2002 Moldova Team Selection Test, 4
Let $C$ be the circle with center $O(0,0)$ and radius $1$, and $A(1,0), B(0,1)$ be points on the circle. Distinct points $A_1,A_2, ....,A_{n-1}$ on $C$ divide the smaller arc $AB$ into $n$ equal parts ($n \ge 2$). If $P_i$ is the orthogonal projection of $A_i$ on $OA$ ($i =1, ... ,n-1$), find all values of $n$ such that $P_1A^{2p}_1 +P_2A^{2p}_2 +...+P_{n-1}A^{2p}_{n-1}$ is an integer for every positive integer $p$.
2010 Chile National Olympiad, 5
Consider a line $ \ell $ in the plane and let $ B_1, B_2, B_3 $ be different points in $ \ell$. Let $ A $ be a point that is not in $ \ell$. Show that there is $ P, Q $ in $ {B_1, B_2, B_3} $ with $ P \ne Q $ so that the distance from $ A $ to $ \ell$ is greater than the distance from $ P $ to the line that passes through $ A $ and $ Q $.
1949-56 Chisinau City MO, 23
Inside the angle $ABC$ of $60^o$, point $O$ is selected, which is located at distances from the sides of the angle $a$ and $b$, respectively.
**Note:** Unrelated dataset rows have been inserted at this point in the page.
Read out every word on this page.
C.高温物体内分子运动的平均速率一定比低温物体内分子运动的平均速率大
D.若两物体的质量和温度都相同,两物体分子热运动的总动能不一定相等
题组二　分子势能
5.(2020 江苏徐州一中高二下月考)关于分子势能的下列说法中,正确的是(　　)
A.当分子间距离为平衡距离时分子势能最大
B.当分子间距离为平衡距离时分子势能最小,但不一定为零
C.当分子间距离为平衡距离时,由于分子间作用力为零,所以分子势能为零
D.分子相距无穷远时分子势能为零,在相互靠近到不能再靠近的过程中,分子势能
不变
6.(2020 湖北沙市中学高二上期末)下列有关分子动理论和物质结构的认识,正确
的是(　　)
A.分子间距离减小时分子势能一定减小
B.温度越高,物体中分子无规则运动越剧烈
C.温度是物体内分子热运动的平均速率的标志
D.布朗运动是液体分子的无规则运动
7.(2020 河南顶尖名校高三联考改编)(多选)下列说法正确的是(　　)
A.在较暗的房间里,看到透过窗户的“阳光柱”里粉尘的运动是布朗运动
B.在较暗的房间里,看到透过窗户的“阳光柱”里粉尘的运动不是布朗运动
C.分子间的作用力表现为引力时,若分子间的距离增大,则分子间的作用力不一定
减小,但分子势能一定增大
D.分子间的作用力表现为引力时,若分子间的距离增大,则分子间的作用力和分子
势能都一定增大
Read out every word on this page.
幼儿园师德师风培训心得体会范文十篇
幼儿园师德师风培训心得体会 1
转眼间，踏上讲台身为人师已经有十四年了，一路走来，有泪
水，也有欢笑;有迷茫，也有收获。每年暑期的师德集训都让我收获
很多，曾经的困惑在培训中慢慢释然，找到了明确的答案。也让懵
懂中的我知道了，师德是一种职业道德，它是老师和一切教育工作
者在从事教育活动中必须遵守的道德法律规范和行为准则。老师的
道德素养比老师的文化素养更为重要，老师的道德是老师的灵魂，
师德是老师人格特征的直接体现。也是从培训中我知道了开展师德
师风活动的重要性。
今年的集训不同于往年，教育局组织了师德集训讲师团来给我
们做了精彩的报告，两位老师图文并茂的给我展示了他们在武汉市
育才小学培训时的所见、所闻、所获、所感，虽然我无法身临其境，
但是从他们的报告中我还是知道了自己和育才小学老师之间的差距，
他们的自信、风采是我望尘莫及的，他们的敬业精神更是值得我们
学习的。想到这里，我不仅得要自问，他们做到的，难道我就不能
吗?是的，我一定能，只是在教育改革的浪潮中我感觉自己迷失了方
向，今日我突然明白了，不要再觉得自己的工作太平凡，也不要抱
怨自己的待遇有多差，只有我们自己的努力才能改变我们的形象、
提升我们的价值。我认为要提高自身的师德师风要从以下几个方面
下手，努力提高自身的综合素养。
Determine the distance from the top of the angle to this point.
2008 Postal Coaching, 2
Let $ABC$ be a triangle, $AD$ be the altitude from $A$ on to $BC$. Draw perpendiculars $DD_1$ and $DD_2$ from $D$ on to $AB$ and $AC$ respectively and let $p(A)$ be the length of the segment $D_1D_2$. Similarly define $p(B)$ and $p(C)$. Prove that $\frac{p(A)p(B)p(C)}{s^3}\le \frac18$ , where s is the semi-perimeter of the triangle $ABC$.